Joint Preparers’ Statement on the need for additional simplification of the European Sustainability Reporting Standards (ESRS)
The European Round Table for Industry, BusinessEurope and other associations welcome the European Commission’s efforts to establish a simplified and effective sustainability reporting framework in Europe that is transparent, decision-useful, and supportive of companies’ access to sustainable finance as a cornerstone of Europe’s long-term competitiveness.
However, experience from the fist year of implementation shows that the current ESRS framework remains overly complex and resource-intensive for many companies. The simplification proposed by EFRAG represents a step forward, but it does not sufficiently address the operational challenges faced by preparers.
We therefore urge the European Commission to use the current revision and simplification of the ESRS Delegated Acts as an opportunity to go further and build a transparent framework essential to ensure that companies can devote their resources to delivering real progress in the transition, rather than managing compliance complexity.

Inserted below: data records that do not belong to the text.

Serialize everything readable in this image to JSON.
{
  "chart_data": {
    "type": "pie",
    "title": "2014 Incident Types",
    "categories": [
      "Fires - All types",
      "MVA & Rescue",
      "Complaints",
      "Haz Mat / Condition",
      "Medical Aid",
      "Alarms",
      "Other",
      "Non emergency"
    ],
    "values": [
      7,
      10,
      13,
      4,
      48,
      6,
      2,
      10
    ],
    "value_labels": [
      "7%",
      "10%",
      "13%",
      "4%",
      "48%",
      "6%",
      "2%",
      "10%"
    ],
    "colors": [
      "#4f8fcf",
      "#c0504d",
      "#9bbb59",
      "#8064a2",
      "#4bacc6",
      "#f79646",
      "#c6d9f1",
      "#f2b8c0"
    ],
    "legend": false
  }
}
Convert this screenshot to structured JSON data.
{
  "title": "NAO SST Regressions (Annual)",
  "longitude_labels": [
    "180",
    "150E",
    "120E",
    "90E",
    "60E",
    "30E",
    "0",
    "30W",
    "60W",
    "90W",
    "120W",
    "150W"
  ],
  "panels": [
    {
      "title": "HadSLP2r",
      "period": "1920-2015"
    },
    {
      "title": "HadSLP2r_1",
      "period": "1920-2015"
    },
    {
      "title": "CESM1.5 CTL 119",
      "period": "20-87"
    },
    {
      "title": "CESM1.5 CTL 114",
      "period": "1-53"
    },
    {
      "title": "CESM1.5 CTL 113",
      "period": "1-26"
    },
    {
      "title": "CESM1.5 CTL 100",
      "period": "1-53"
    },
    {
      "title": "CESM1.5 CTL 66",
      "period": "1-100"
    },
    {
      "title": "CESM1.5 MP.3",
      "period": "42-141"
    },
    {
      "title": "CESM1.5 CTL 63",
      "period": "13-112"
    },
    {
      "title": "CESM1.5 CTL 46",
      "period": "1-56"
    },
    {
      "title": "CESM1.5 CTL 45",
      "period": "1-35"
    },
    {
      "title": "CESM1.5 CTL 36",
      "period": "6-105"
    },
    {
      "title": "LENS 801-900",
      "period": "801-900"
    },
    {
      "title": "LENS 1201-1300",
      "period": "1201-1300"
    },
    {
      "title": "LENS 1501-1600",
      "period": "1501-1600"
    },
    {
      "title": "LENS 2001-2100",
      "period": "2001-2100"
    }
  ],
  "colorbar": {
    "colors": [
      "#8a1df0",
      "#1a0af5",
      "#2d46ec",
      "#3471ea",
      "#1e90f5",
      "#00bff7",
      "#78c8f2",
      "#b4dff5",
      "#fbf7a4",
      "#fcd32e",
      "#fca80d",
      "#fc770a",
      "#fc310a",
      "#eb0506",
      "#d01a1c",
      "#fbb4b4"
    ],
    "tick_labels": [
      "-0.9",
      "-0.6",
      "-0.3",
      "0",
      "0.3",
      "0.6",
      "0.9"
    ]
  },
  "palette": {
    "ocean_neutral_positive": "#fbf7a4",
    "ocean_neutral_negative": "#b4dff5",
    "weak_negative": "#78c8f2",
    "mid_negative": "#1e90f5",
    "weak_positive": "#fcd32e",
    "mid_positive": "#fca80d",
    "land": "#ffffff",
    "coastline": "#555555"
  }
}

First, preparers continue to echo serious concerns regarding their own ability to fully comply with the revised ESRS in a manner that meets the framework’s objectives. The call for additional simplification measures from preparers is not intended to dilute ambition, but contrarily, to enhance the framework’s effectiveness, credibility, and practical operability. In particular, several elements of the current framework, including concepts such as fair presentation and the mandatory disclosure of anticipated financial effects, introduce substantial uncertainty and methodological challenges. These issues represent only two examples within a broader set of concerns identified by our associations which, if not addressed, risk creating additional complexity and legal uncertainty for companies and auditors, without improving the quality or decision-usefulness of sustainability disclosures1. Second, flexibility and trust in preparers must be central to the framework. Relief measures, phased implementation, and other simplification measures should be understood as mechanisms that enable high-quality reporting, not as temporary concessions.
For these tools to function effectively, they must be available without unnecessary conditions or time limitations, allowing companies to focus on material and decision-useful disclosures rather than procedural compliance. Third, the ESRS revision should not introduce new concepts, datapoints or ambiguous requirements that risk expanding reporting obligations rather than simplifying them. This creates significant legal and operational uncertainty for preparers. Such outcomes would undermine the objective of simplification by increasing compliance burdens without improving the quality or decision-usefulness of sustainability information. We therefore strongly encourage the European Commission to use the ongoing ESRS revision as a critical opportunity to further strengthen a policymaking approach grounded in proportionality and trust in companies’ capacity to deliver. Our companies are committed to providing high-quality sustainability information and should be empowered to do so within a framework that avoids unnecessary prescriptiveness or unfeasible demands.